INTERVISTA A MARIO NOERA – “Miccia accesa da Abe, ma ora il cerino è nelle mani dell’Europa” nella guerra valutaria – L’opinione dell’economista della Bocconi, che opta per l “Abenomics”: “Tokio ha ribaltato il tavolo mettendo la crescita in primo piano ma l’aspetto più inquietante riguarda il suo debito pubblico” – La svolta dell’Europa dopo il voto tedesco

Intervista a Mario Noera: “La guerra delle valute? Ora è in mano all’Europa”

La miccia della guerra delle valute l’ha accesa Shinzo Abe, il neo premier giapponese. “Ma il cerino ora è nelle mani dell’Europa” commenta il professor Mario Noera, docente in Bocconi in diritto ed economia dei mercati finanziari. La sua tesi è che la cosiddetta ”Abenomics”, espressione estrema del keynesismo, è destinata ad avere effetti profondi sugli orientamenti della politica economica globale, giunta al sesto anno della grande crisi.

Finora, però, si sono sottolineati i rischi di questa svolta espansiva. Il pericolo è che si destabilizzino i rapporti tra le valute e si scateni la guerra commerciale. E’ già successo negli anni Trenta…

Convengo che stiamo attraversando una terra incognita, ove non mancano i punti interrogativi. L’aspetto più inquietante riguarda l’ammontare del debito pubblico di Tokyo: una politica espansiva che poggia su una finanza pubblica così fragile può portare ad una svalutazione competitiva.

Con il rischio di attivare reazioni protezionistiche. O no?

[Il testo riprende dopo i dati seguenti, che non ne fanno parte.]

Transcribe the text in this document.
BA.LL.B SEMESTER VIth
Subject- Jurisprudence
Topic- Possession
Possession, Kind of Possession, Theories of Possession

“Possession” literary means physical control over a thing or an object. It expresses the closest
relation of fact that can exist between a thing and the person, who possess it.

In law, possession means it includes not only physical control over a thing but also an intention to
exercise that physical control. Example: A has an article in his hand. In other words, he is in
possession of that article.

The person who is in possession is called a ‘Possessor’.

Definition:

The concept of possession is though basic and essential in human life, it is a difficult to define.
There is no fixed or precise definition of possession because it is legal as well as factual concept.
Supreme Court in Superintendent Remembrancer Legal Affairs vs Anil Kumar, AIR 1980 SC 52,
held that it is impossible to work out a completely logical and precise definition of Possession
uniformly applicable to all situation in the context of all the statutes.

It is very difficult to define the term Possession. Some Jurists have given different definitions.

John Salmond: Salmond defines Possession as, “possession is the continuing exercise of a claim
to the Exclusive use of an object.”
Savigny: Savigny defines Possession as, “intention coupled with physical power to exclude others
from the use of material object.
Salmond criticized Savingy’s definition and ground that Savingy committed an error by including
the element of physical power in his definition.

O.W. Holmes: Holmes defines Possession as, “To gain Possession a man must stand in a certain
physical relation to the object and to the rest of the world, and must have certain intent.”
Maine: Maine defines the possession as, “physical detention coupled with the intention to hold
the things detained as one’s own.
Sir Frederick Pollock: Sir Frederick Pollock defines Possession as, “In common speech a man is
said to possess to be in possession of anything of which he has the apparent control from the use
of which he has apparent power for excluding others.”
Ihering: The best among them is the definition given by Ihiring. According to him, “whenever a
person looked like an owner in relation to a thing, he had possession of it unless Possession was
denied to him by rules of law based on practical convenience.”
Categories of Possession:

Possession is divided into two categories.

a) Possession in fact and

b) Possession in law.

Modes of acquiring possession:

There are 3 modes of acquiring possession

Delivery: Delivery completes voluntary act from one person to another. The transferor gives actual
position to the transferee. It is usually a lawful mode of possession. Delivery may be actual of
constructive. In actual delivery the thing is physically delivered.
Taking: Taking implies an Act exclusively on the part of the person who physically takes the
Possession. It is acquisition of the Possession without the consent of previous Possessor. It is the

Non è detto. Anzi non credo che sia questa la reazione più probabile, come dimostra il dumping commerciale cinese che dura da una decina d’anni. I rischi, però, ci sono. Ma a mio avviso prevalgono gli effetti positivi della svolta giapponese.

Quali effetti positivi?

Fare emergere, innanzitutto, la madre di tutti i problemi: la latente instabilità valutaria tra le varie aree economiche cui da dieci anni a questa parte non si sono date risposte. Fino al 2007 si discuteva, senza soluzioni concrete, del surplus commerciale cinese, e della sottovalutazione dello yuan che ne era all’origine. Poi, dopo lo scoppio della crisi dei subprime, una delle conseguenze del protrarsi dei tassi bassi legato agli squilibri valutari, il tema è passato in secondo piano. Un errore, perché i tassi sono il vero termometro di cui occorre tener conto per affrontare la crisi con un nuovo atteggiamento”.

Ovvero?

Ovvero la mossa giapponese rovescia il tavolo del consenso unanime alle teorie macroeconomiche che hanno dominato il dibattito negli ultimi trent’anni. Il dato che emerge è che l’edificio basato solo sulle liberalizzazioni, la globalizzazione senza vincoli, l’apertura delle frontiere del Wto alla Cina senza prima pretendere un riequilibrio in materie chiave per la competizione, è arrivato ad un punto estremo.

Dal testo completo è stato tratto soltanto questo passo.